Articles et rapports

17 janvier 2007 :
Cartes sur table

Edito paru dans Confrontations Europe la Revue n°77, janvier-mars 2007

CARTES SUR TABLE

L’heure de la clarification des options est arrivée. MM. Sarkozy, Bayrou et d’autres l’ont fait, Mme Royal se prépare. Elle sait qu’il y a une contradiction à résoudre entre un programme du PS axé sur une restauration, et les « désirs d’avenir ». Il ne reste que trois mois pour que la pédagogie et la discussion des options permettent un véritable choix démocratique.

Une bonne nouvelle est que la revalorisation du travail et des travailleurs est enfin à l’ordre du jour. Le mot de « rupture » a vraiment là un sens : il faut rompre avec bientôt trente années de politiques publiques de traitement social du chômage, d’assistance ou de précarité plutôt que de formation et d’emploi. Les responsabilités du capitalisme français sont ici également en jeu. Extraire les jeunes de la peur, qualifier, recréer un ascenseur social : c’est un nouveau choix de société. Il est temps de dire comment collectivement et individuellement nous pourrons l’assumer.

Autre option annoncée, la réduction de la dette publique. M. Bayrou est ici en pointe ; les députés UMP et PS Lambert et Migaud ont su s’entendre pour doter notre pays d’un nouvel instrument de renationalisation des choix budgétaires. Mais là aussi le problème du pilotage politique et des comportements est excessivement difficile. Les preuves s’accumulent que la qualité et l’efficacité de l’éducation, la recherche et d’autres fonctions collectives s’est dégradée : pas de réforme possible si l’on cède a priori aux demandes de moyens supplémentaires, quand la responsabilisation commence par l’effort de redéfinition des missions et de relations nouvelles avec les entreprises.
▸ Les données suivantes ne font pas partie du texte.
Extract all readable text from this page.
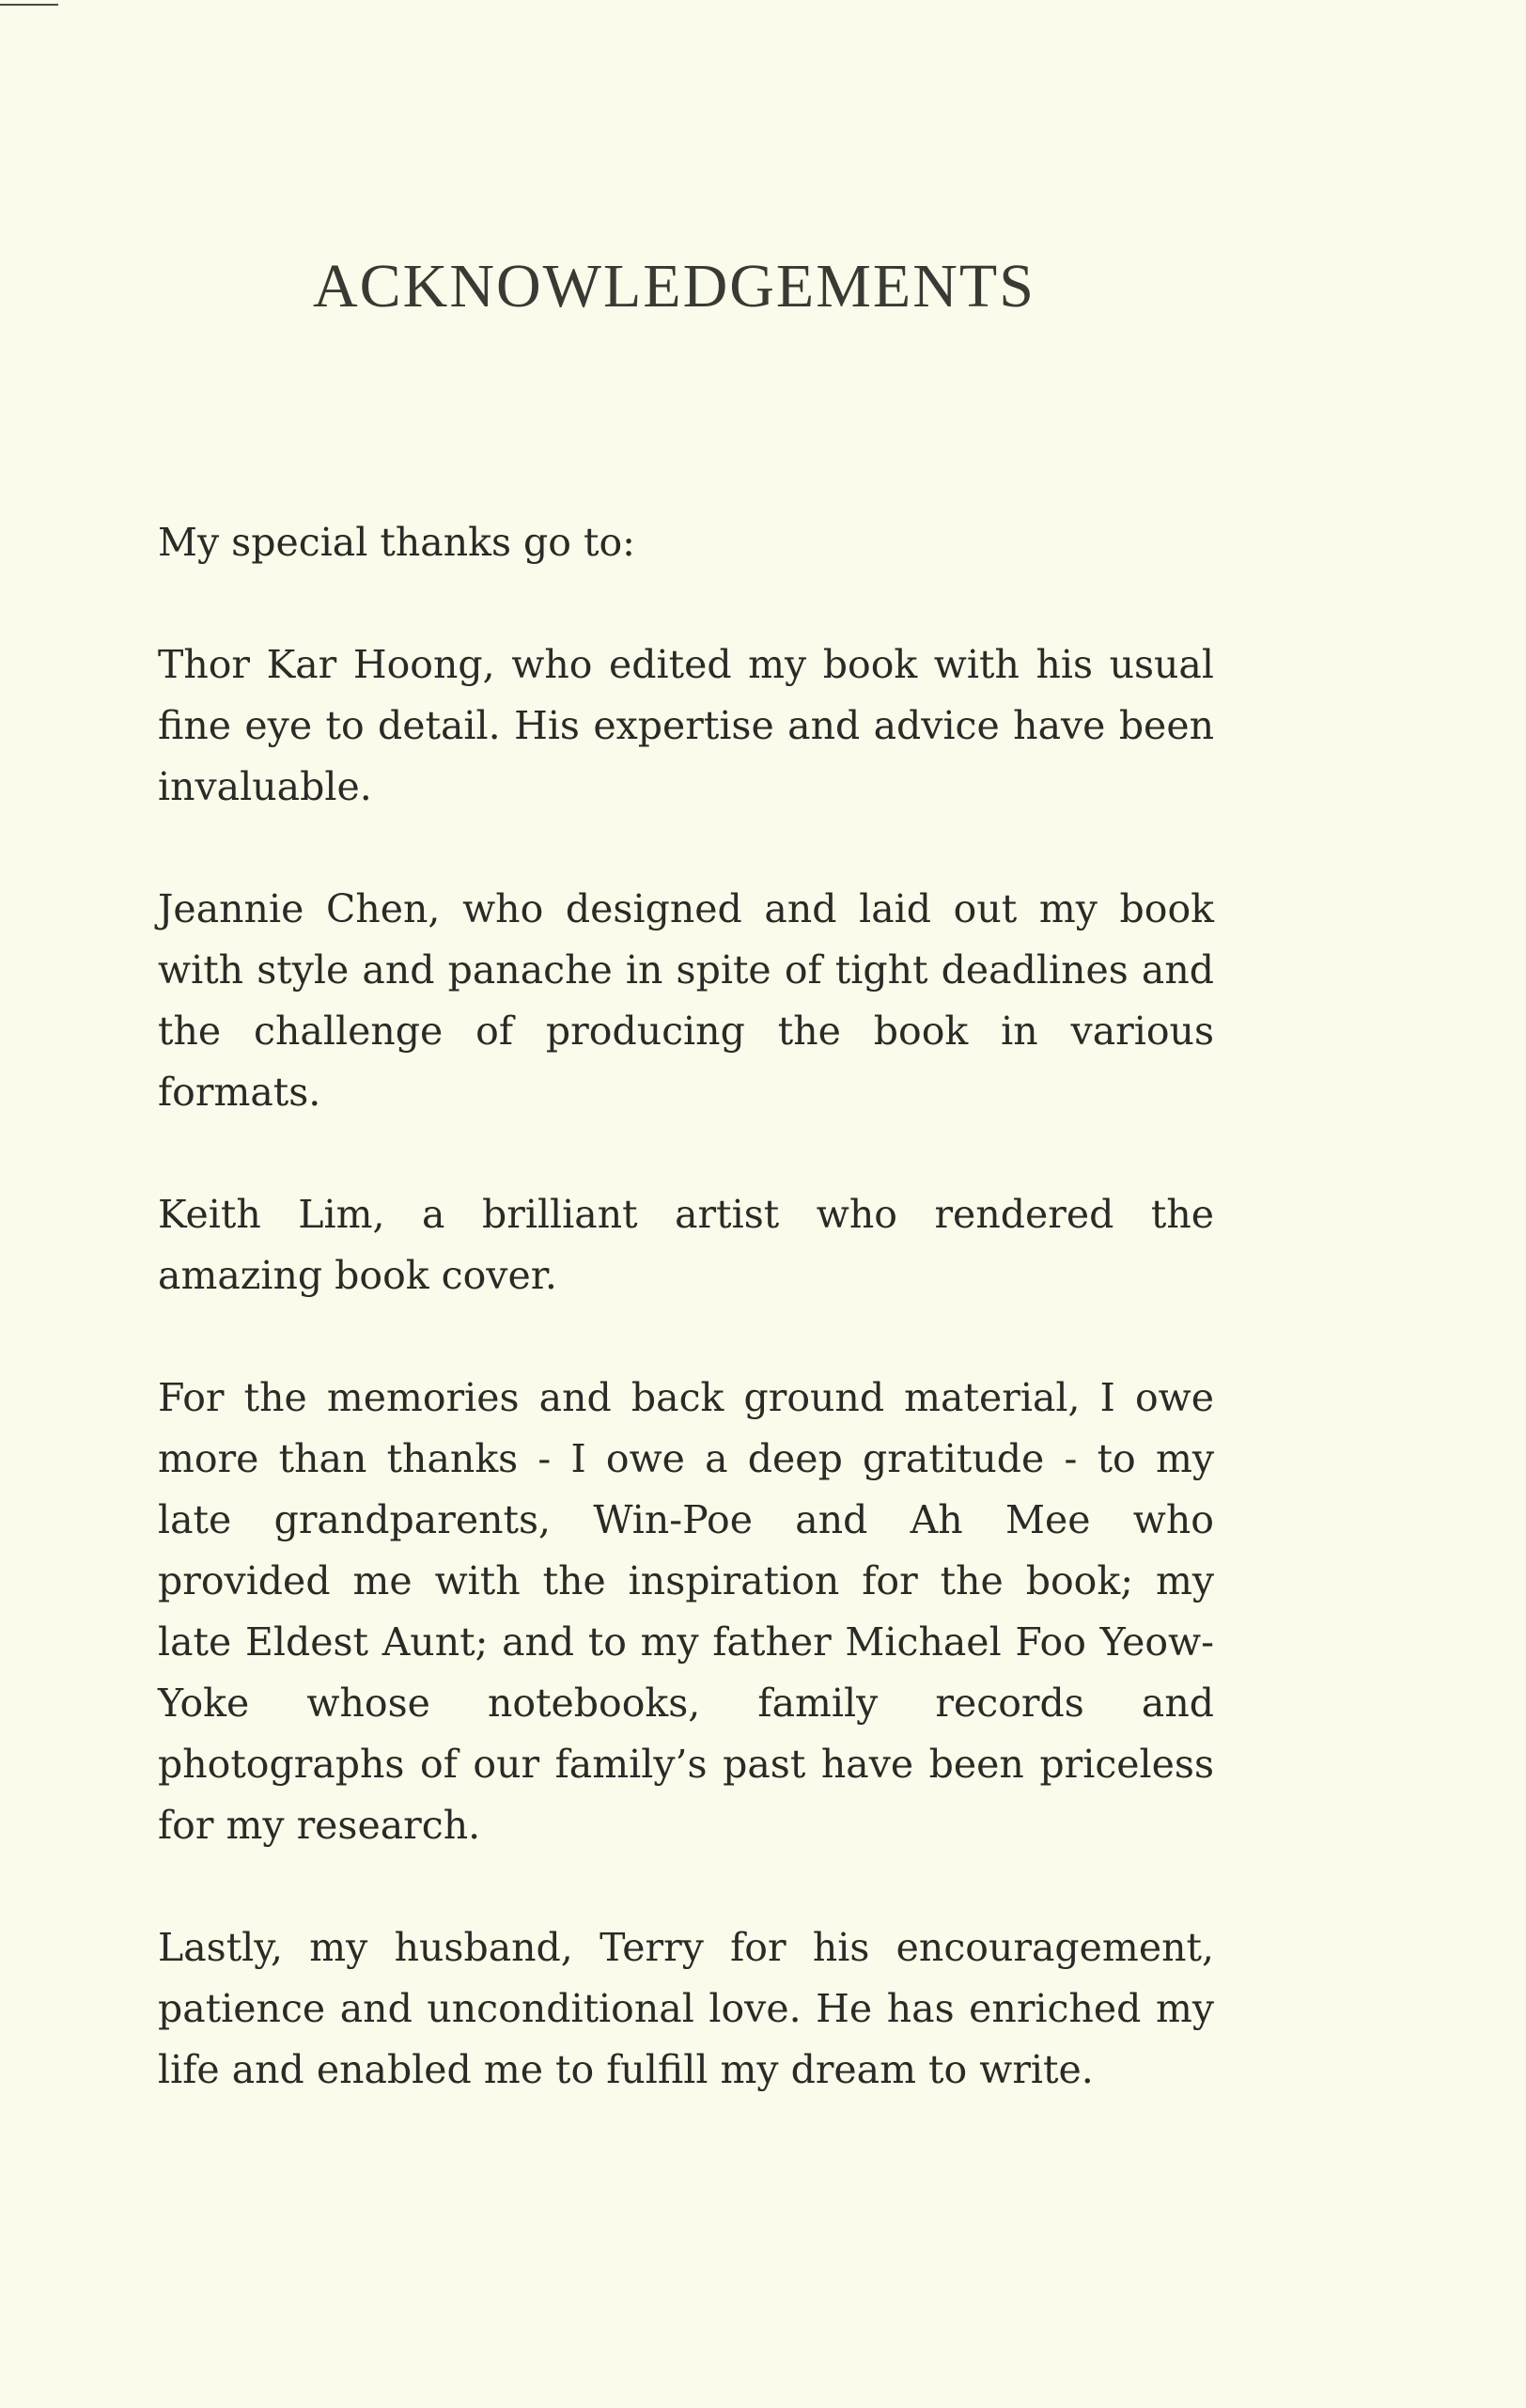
ACKNOWLEDGEMENTS

My special thanks go to:

Thor Kar Hoong, who edited my book with his usual fine eye to detail. His expertise and advice have been invaluable.

Jeannie Chen, who designed and laid out my book with style and panache in spite of tight deadlines and the challenge of producing the book in various formats.

Keith Lim, a brilliant artist who rendered the amazing book cover.

For the memories and back ground material, I owe more than thanks - I owe a deep gratitude - to my late grandparents, Win-Poe and Ah Mee who provided me with the inspiration for the book; my late Eldest Aunt; and to my father Michael Foo Yeow-Yoke whose notebooks, family records and photographs of our family’s past have been priceless for my research.

Lastly, my husband, Terry for his encouragement, patience and unconditional love. He has enriched my life and enabled me to fulfill my dream to write.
Le désarroi de la France est criant s’agissant de sa place en Europe. Quand la gauche ou M. Bayrou réclament une renégociation constitutionnelle suivie d’un referendum national, ils veulent que l’Europe offre un nouveau droit de veto à la France et ne tiennent pas compte des réalités : la division et la non coopération des Etats ne permettent pas actuellement une issue constitutionnelle. L’humilité et la raison plaident pour que la France accepte la négociation d’une réforme institutionnelle reprenant des avancées du projet qu’elle a refusé. Mais elle doit aussi être capable d’être à l’initiative dans des domaines comme l’énergie, la recherche, la mobilité, au lieu de faire constamment de la résistance. C’est pourquoi je propose* la préparation d’un nouvel « Acte Unique », cette méthode par laquelle les Etats s’obligent vraiment à coopérer dans des domaines précis en fonction du bien commun.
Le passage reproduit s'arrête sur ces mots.